Wednesday, 23 January 2013

Top 10 uses on Twitter in education.

  1. Let assignments be thoroughly 21st century. Instead of requiring a paper for a course, why not an interactive digital project? Or one that makes use of Twitter?
  2. Students. If your students follow you, follow them back. You may inspire them to pursue career goals or build a strong mentor-mentee relationship
  3. Professional organizations. Many professional organizations, even those for academics, have Twitter feeds that are well worth following.
  4. Share what you’re reading. Taking on the latest academic journal? Found an amazing article in pop-science about your research field? Share it! If it’s interesting, it’ll probably get retweeted and passed around, and you might just interest a student or two to boot.
  5. Tweet regularly. Twitter isn’t going to do you much good if you don’t ever use it. Develop a regular tweeting schedule both for yourself and for your courses that use Twitter.
  6. Have a Twitter account for each class.
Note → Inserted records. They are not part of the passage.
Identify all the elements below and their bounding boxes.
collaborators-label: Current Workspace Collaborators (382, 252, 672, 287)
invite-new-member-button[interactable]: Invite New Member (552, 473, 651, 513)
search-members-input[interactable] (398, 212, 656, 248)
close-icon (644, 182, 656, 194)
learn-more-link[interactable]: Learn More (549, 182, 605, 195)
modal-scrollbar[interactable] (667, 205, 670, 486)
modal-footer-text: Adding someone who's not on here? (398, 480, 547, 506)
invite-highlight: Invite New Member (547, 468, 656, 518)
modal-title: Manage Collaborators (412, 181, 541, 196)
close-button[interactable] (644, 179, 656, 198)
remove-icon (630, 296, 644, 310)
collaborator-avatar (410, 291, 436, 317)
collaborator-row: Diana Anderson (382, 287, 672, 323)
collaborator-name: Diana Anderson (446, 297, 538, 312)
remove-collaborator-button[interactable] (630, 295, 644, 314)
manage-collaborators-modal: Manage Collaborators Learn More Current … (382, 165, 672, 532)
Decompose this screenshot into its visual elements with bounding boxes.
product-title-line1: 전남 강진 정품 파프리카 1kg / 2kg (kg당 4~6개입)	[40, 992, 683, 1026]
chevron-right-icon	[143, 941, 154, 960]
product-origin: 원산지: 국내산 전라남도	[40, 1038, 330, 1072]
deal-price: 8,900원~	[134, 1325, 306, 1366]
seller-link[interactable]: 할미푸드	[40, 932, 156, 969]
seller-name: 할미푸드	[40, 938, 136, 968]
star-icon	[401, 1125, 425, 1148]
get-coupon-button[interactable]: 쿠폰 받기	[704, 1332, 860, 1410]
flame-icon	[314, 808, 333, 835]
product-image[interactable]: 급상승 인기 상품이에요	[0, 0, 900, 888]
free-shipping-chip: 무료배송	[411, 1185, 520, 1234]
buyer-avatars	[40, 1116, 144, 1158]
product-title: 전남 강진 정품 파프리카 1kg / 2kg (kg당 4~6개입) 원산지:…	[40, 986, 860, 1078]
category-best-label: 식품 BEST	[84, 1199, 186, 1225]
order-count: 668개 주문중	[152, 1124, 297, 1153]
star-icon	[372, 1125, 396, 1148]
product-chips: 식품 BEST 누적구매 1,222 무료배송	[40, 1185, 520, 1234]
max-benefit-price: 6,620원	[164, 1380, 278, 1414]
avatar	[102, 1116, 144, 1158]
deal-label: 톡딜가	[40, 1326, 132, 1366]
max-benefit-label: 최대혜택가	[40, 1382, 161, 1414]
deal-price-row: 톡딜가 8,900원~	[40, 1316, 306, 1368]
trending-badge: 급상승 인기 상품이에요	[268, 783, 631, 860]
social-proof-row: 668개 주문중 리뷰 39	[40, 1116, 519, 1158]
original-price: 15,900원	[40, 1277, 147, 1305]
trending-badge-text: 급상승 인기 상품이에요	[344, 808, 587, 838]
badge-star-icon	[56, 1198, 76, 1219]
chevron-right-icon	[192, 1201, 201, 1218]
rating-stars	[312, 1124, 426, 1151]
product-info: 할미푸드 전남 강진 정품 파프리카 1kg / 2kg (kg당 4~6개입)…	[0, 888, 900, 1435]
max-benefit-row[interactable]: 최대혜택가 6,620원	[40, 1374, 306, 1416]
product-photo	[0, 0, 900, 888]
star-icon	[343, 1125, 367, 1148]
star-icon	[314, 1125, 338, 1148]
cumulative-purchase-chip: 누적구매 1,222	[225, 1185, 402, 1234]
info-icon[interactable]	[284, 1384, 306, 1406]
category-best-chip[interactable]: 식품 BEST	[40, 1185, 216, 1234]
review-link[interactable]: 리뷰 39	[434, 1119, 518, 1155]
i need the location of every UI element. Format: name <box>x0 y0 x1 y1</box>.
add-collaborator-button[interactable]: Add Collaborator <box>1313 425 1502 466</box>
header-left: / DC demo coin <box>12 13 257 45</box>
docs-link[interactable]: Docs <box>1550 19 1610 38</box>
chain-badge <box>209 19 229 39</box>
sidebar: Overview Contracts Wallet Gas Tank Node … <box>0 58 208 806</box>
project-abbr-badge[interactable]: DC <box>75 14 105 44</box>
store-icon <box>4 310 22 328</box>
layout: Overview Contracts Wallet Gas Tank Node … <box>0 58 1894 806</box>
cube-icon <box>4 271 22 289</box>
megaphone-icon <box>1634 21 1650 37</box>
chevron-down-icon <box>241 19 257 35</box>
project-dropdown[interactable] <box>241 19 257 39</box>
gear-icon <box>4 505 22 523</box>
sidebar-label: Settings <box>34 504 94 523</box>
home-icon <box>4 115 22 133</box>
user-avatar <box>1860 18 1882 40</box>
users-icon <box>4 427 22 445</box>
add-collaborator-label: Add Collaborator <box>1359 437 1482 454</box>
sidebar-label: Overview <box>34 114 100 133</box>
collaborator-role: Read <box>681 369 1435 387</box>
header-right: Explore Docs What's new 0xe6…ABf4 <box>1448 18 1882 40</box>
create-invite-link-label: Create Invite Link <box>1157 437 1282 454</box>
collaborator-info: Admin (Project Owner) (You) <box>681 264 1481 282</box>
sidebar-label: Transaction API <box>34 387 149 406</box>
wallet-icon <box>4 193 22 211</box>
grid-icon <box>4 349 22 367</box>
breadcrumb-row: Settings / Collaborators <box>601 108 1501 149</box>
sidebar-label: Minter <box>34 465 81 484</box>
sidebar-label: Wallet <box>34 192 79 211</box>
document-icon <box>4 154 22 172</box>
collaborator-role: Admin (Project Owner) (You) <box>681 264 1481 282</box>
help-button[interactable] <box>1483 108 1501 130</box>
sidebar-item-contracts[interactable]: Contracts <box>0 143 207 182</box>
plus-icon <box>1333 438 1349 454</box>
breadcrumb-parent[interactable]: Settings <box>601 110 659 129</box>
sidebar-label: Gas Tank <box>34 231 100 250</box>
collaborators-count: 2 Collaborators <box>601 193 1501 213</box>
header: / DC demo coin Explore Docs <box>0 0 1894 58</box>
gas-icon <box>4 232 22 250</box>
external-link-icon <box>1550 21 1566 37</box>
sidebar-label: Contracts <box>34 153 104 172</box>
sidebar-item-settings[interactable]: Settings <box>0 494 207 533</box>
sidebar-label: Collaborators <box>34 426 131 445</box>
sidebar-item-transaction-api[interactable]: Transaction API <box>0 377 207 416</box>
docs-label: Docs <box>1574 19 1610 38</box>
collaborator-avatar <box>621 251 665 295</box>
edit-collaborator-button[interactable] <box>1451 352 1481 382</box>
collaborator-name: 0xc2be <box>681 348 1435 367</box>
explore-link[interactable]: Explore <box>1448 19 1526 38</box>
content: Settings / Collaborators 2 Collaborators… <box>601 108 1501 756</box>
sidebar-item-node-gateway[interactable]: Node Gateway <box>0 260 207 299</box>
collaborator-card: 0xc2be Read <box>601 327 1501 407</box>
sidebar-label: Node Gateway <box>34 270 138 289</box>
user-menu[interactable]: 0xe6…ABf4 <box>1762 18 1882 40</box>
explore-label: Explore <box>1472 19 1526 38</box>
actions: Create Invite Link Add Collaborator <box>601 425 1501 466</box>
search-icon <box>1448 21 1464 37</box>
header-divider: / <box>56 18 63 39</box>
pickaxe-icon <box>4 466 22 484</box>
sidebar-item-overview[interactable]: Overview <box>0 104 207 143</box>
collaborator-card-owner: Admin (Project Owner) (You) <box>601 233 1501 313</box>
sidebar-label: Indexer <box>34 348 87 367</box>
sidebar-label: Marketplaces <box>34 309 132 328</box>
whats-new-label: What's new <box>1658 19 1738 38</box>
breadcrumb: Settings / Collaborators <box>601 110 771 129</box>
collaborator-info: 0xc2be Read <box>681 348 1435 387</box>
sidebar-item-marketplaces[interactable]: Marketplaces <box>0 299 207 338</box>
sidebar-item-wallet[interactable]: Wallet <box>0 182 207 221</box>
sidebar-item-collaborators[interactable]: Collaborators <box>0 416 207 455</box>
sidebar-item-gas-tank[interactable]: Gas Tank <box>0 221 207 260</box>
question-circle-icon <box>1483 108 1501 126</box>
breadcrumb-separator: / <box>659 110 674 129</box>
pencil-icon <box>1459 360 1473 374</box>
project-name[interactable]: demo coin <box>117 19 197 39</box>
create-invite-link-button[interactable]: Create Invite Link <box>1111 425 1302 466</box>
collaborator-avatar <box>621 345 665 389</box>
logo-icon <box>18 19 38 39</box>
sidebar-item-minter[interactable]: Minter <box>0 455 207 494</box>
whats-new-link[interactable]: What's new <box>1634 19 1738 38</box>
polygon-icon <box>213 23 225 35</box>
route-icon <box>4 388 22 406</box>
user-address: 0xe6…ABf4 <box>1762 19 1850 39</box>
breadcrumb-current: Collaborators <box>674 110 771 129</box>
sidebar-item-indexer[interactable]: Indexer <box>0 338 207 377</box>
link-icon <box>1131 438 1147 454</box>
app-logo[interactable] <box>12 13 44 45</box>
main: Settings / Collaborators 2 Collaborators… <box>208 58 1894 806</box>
In order to keep things from getting confusing, your best bet is to create a unique Twitter account for each of the courses you teach.
  7. Ask questions relevant to course material. A daily question on your Twitter feed that’s pertinent to current course material can help to get students thinking.
  8. Cross-classroom collaboration. Why work alone when you can connect with other college classrooms? That’s just what many college classes are doing these days
  9. Professional organizations. Many professional organizations, even those for academics, have Twitter feeds that are well worth following.
  10. Find support. We all need support in our jobs, even if we’re really good at them. Twitter is a great place to look if you’re having “one of those days.”

I chose to follow edmodo because it is a social learning platform for both students and teachers. 
I also followed studentteacherprobs because they post on problems and how to overcome them.
Lastly, I followed Ed Week Teacher because they have the latest post on recent developments in education.